Trying to use dynamic sprites to create a space window with stars and such whizzing by and none of it is working. I copied the code from the 2nd reply here:
https://www.adventuregamestudio.co.uk/forums/beginners-technical-questions/round-gui-for-a-minimap/msg636663807/
DynamicSprite* space;
int spacex = 0;
void repeatedly_execute_always()
{
space = DynamicSprite.CreateFromExistingSprite(946);
space.Crop(spacex, 0, Game.SpriteWidth[948] + spacex, Game.SpriteHeight[948]);
space.CopyTransparencyMask(948);
oSpace.Graphic = space.Graphic;
spacex += 1;
}
946 is a long image of stars. 948 is the mask for the window.

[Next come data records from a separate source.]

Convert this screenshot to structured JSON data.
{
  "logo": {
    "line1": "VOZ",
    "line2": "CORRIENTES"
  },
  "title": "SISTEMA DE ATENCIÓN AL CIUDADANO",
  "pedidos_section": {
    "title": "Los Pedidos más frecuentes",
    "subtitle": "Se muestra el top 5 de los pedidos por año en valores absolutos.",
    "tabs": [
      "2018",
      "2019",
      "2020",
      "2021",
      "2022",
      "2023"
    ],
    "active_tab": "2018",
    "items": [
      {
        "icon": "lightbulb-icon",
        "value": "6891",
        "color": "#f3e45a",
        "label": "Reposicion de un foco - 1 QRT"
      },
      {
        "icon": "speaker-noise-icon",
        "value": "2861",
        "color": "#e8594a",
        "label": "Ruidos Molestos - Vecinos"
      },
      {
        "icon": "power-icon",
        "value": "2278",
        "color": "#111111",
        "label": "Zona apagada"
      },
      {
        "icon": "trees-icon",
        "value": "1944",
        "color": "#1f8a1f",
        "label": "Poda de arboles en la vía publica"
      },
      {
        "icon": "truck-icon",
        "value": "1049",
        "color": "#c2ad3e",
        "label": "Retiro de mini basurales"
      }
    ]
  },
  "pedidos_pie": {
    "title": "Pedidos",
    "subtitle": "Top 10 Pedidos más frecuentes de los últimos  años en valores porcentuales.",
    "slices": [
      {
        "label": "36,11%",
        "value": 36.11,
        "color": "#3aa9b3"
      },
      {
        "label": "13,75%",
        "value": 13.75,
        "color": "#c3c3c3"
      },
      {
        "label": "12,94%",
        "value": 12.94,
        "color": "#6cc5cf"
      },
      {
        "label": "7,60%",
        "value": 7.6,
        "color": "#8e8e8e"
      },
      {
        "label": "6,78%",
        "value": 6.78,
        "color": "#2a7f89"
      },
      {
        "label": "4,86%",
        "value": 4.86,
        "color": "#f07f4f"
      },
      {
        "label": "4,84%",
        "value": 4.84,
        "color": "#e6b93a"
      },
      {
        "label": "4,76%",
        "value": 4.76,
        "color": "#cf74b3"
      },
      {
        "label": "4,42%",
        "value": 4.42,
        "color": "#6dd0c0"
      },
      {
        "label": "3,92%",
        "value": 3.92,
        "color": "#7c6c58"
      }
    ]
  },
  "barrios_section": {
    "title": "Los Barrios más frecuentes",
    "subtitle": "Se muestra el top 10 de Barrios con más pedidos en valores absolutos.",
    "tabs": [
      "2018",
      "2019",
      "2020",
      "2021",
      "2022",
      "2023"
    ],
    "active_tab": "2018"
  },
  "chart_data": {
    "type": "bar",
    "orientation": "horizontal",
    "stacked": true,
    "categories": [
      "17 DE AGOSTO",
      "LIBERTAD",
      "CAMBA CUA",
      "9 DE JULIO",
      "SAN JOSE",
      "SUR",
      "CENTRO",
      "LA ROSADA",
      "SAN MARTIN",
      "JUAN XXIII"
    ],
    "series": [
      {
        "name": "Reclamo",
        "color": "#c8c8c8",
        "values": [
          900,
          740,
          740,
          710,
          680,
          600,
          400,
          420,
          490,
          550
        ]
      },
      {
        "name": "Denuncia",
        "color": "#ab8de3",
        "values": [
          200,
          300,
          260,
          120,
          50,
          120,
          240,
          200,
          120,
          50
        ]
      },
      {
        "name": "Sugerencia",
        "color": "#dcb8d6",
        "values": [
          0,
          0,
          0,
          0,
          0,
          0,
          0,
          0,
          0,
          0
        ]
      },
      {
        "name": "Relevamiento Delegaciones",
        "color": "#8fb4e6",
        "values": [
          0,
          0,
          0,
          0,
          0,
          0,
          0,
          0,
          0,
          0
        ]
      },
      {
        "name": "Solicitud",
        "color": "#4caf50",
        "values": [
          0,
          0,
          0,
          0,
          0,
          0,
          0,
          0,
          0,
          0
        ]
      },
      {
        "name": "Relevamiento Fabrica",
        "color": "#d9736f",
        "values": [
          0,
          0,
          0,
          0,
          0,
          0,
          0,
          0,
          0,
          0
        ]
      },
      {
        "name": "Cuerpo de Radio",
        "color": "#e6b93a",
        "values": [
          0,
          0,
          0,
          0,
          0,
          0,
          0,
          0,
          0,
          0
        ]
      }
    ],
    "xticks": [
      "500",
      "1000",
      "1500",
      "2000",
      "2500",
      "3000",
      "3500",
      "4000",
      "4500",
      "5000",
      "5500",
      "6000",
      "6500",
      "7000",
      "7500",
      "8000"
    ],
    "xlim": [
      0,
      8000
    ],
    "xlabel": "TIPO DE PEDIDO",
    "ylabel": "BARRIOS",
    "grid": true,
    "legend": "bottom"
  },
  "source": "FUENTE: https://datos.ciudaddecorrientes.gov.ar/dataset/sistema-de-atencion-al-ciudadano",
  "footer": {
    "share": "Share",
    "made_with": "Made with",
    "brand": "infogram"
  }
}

When the room loads, it immediately crashes, complaining the transparency mask is not the same size. That's sprite 948. I tried putting in the height and width values directly, referincing them from 948's dimensions, modifying by -1, +1, nothing made it happy.
If I comment out that line, then the image loads but never updates even once. The repeatedly execute and spacex increment is working, it just never ever recrops the image.
EDIT: Turns out the redraw was working, but 1 pixel per cycle was too slow to notice. So that problem is solved. Still having the crop problem, and now a new one:
How do I make the image loop?
The Crop command's 3rd and 4th parameters are width and height, not x2 and y2.
I.e. you need to remove " + spacex" when you pass the width.
As for looping, replace "spacex += 1;" with:
spacex = (spacex + 1) % (Game.SpriteWidth[946] - Game.SpriteWidth[948]);
The mod operator calculates the reminder, meaning it's the shorter way of doing:
spacex++;
if (spacex == SMALLEST_INVALID_VALUE) spacex = 0;
Btw: you can do this without cropping / copying the transparency mask: put the room background including holes for the windows in a sprite, then simply draw the stars followed by the room sprite to the room background's DrawingSurface.
Thank you, that was driving me bananas.
> spacex = (spacex + 1) % (Game.SpriteWidth[946] - Game.SpriteWidth[948]);
This works also, thanks, just had to add a repeated section to the end of the graphic so that restarts are seamless. I'm familiar with mod but I rarely think to use it like this where you're making use of the return of the first operator if the 2nd one is bigger.